I ran the simulation with an asymptomatic period of five days and a sociability under isolation of three people per day. It turned out I also had to increase the number of days in the run. Here are the results:

The first thing I noticed with the new simulation is that the virus took much longer to die out. In fact, I noticed it before the program finished running because it reports every ten days in order to give some visual indication it hasn’t just died or gone into an infinite loop due to programmer error. The previous simulation rarely got beyond 140 days before the virus died out. In the run above, the virus only dies out after 245 days.

Actually, I am misrepresenting the results a little bit in the previous paragraph. In reality, I had to run the simulation three times before I got a result in which any new people got infected before the first infected person recovered.

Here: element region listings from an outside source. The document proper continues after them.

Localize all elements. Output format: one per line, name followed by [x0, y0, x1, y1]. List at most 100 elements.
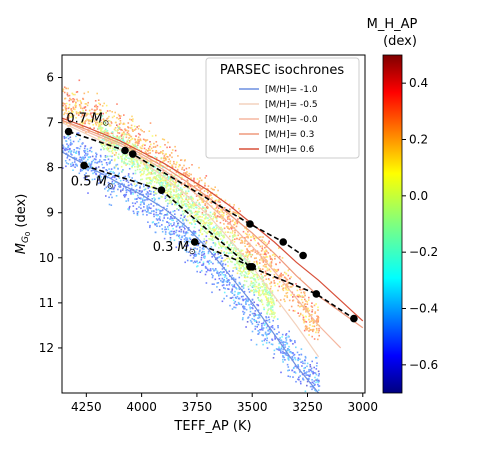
scatter-point — [221, 281, 224, 283]
scatter-point — [223, 279, 225, 281]
scatter-point — [200, 188, 203, 190]
scatter-point — [193, 232, 195, 234]
scatter-point — [169, 195, 172, 198]
scatter-point — [198, 202, 201, 204]
scatter-point — [285, 278, 288, 280]
scatter-point — [245, 266, 247, 269]
scatter-point — [304, 320, 306, 323]
scatter-point — [125, 164, 127, 166]
scatter-point — [123, 123, 126, 125]
scatter-point — [261, 248, 264, 251]
mass-track-line — [68, 130, 304, 257]
scatter-point — [243, 237, 246, 239]
scatter-point — [223, 251, 226, 253]
scatter-point — [99, 154, 102, 157]
scatter-point — [150, 203, 152, 205]
scatter-point — [210, 194, 213, 196]
scatter-point — [199, 187, 201, 189]
scatter-point — [296, 351, 299, 354]
scatter-point — [170, 178, 172, 180]
scatter-point — [254, 288, 257, 291]
scatter-point — [304, 328, 307, 330]
scatter-point — [270, 298, 272, 301]
scatter-point — [290, 276, 292, 278]
scatter-point — [173, 198, 175, 201]
scatter-point — [178, 197, 181, 199]
scatter-point — [215, 217, 218, 219]
scatter-point — [233, 211, 235, 214]
scatter-point — [230, 248, 232, 250]
scatter-point — [101, 127, 104, 129]
scatter-point — [115, 154, 117, 156]
scatter-point — [144, 165, 146, 167]
scatter-point — [282, 283, 285, 286]
scatter-point — [146, 207, 148, 209]
scatter-point — [218, 242, 220, 244]
scatter-point — [318, 327, 320, 330]
scatter-point — [165, 153, 167, 155]
scatter-point — [77, 140, 80, 143]
scatter-point — [231, 226, 233, 229]
scatter-point — [128, 163, 131, 166]
scatter-point — [133, 125, 136, 128]
scatter-point — [86, 112, 88, 115]
scatter-point — [109, 141, 111, 144]
scatter-point — [240, 295, 243, 298]
scatter-point — [104, 188, 106, 190]
scatter-point — [258, 290, 261, 292]
scatter-point — [227, 231, 229, 233]
scatter-point — [148, 207, 150, 209]
scatter-point — [147, 150, 149, 152]
scatter-point — [99, 111, 102, 113]
scatter-point — [168, 202, 171, 205]
scatter-point — [127, 157, 129, 159]
scatter-point — [297, 312, 299, 314]
scatter-point — [289, 351, 292, 353]
scatter-point — [179, 164, 181, 167]
mass-track-point — [246, 220, 254, 228]
scatter-point — [285, 280, 288, 283]
scatter-point — [206, 232, 209, 235]
scatter-point — [177, 199, 179, 201]
scatter-point — [232, 235, 235, 237]
scatter-point — [110, 143, 112, 146]
scatter-point — [66, 157, 69, 159]
scatter-point — [257, 323, 260, 326]
scatter-point — [313, 338, 316, 340]
scatter-point — [185, 197, 188, 199]
scatter-point — [317, 319, 320, 321]
scatter-point — [147, 182, 150, 185]
scatter-point — [223, 271, 225, 273]
scatter-point — [246, 233, 248, 236]
scatter-point — [172, 180, 174, 183]
scatter-point — [265, 326, 268, 329]
scatter-point — [241, 272, 243, 274]
scatter-point — [297, 364, 299, 366]
scatter-point — [178, 230, 180, 233]
scatter-point — [94, 100, 97, 102]
scatter-point — [283, 352, 285, 354]
scatter-point — [274, 338, 276, 340]
mass-track-label-symbol: M — [96, 175, 107, 190]
scatter-point — [123, 185, 125, 188]
scatter-point — [154, 198, 156, 200]
scatter-point — [114, 127, 117, 129]
scatter-point — [120, 135, 123, 137]
scatter-point — [213, 283, 215, 285]
scatter-point — [173, 181, 176, 184]
scatter-point — [313, 325, 316, 328]
scatter-point — [103, 171, 105, 174]
scatter-point — [125, 136, 128, 139]
scatter-point — [238, 255, 240, 257]
scatter-point — [189, 240, 191, 243]
scatter-point — [222, 219, 225, 222]
scatter-point — [151, 210, 153, 212]
scatter-point — [100, 181, 102, 183]
scatter-point — [99, 114, 102, 117]
scatter-point — [200, 219, 203, 221]
scatter-point — [180, 191, 183, 193]
scatter-point — [232, 277, 235, 279]
scatter-point — [194, 210, 197, 213]
scatter-point — [155, 192, 158, 195]
scatter-point — [121, 132, 124, 135]
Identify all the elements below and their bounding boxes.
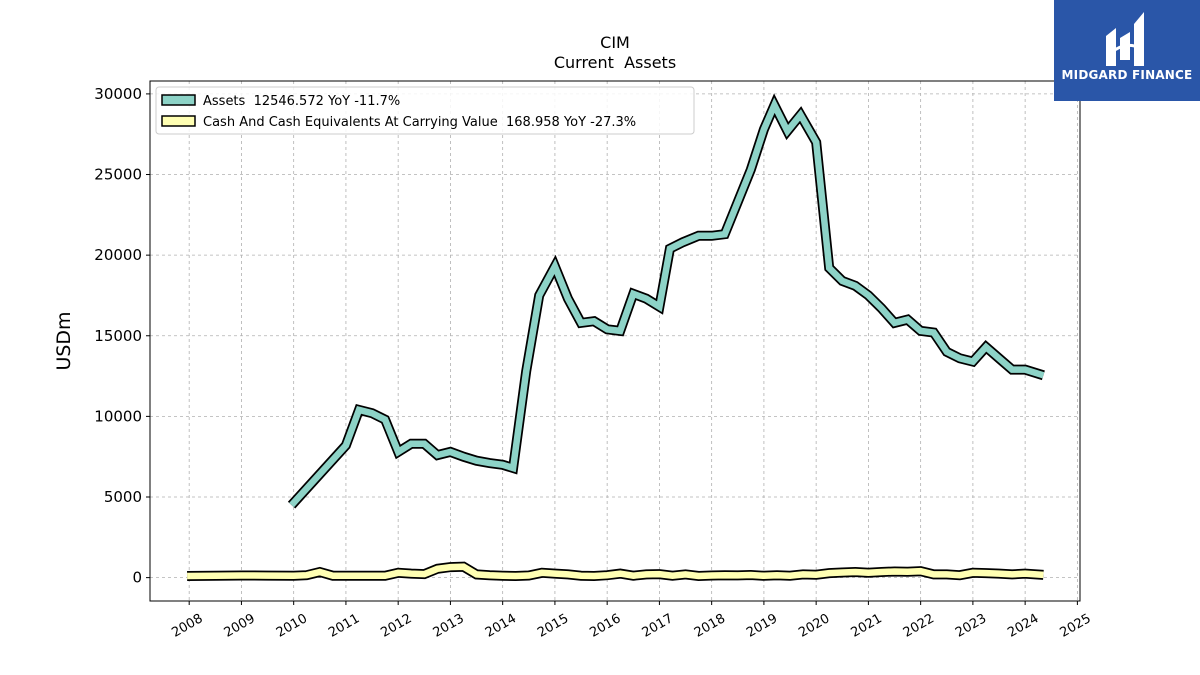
x-tick-label: 2012: [378, 611, 414, 641]
series-group: [187, 93, 1045, 582]
logo-mark-icon: [1106, 12, 1144, 66]
x-tick-label: 2021: [849, 611, 885, 641]
y-axis-label: USDm: [53, 311, 75, 370]
x-tick-label: 2010: [274, 611, 310, 641]
series-line: [289, 97, 1045, 508]
x-tick-label: 2008: [169, 611, 205, 641]
legend: Assets 12546.572 YoY -11.7% Cash And Cash…: [155, 86, 695, 135]
plot-frame: [149, 80, 1081, 602]
y-tick-label: 30000: [94, 85, 142, 103]
series-line: [187, 563, 1044, 580]
y-tick-label: 0: [132, 569, 142, 587]
x-tick-label: 2013: [431, 611, 467, 641]
x-axis: 2008 2009 2010 2011 2012 2013 2014 2015 2016 2017…: [169, 601, 1094, 641]
legend-label: Assets 12546.572 YoY -11.7%: [203, 94, 400, 109]
x-tick-label: 2022: [901, 611, 937, 641]
x-tick-label: 2019: [744, 611, 780, 641]
x-tick-label: 2025: [1058, 611, 1094, 641]
x-tick-label: 2023: [953, 611, 989, 641]
legend-label: Cash And Cash Equivalents At Carrying Va…: [203, 115, 636, 130]
y-tick-label: 20000: [94, 246, 142, 264]
y-tick-label: 25000: [94, 166, 142, 184]
x-tick-label: 2024: [1005, 611, 1041, 641]
x-tick-label: 2014: [483, 611, 519, 641]
y-axis: 0 5000 10000 15000 20000 25000 30000: [94, 85, 150, 587]
legend-box: [155, 86, 695, 135]
x-tick-label: 2020: [796, 611, 832, 641]
legend-swatch: [161, 115, 196, 127]
x-tick-label: 2011: [326, 611, 362, 641]
y-tick-label: 15000: [94, 327, 142, 345]
legend-swatch: [161, 94, 196, 106]
x-tick-label: 2018: [692, 611, 728, 641]
chart-title: CIM: [600, 33, 630, 52]
brand-logo: MIDGARD FINANCE: [1054, 0, 1200, 101]
y-tick-label: 5000: [104, 488, 142, 506]
x-tick-label: 2016: [587, 611, 623, 641]
x-tick-label: 2017: [640, 611, 676, 641]
x-tick-label: 2015: [535, 611, 571, 641]
x-tick-label: 2009: [222, 611, 258, 641]
chart-subtitle: Current Assets: [554, 53, 676, 72]
y-tick-label: 10000: [94, 407, 142, 425]
brand-name: MIDGARD FINANCE: [1061, 68, 1193, 82]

The second thing I noticed – and the one that is most obvious from the graph – is that only just over 50% of the people ever got infected at all, compared to 95% in the previous run. In a real scenario with a virus that kills people, the would be a very important factor. Another point to notice is that the peak number of infections is also much lower – even counting asymptomatic cases. This would translate into fewer people being admitted to hospital at any one time compared to the previous scenario. Note also that the real peak is a few days ahead of the peak in symptomatic cases. This means that epidemiologists in my world might think the number of cases is still rising even after the true peak has passed.

Finally, the R value is very much smaller. Ignoring the noise at each end of the graph caused by the low sample size, it never really gets over 1.5.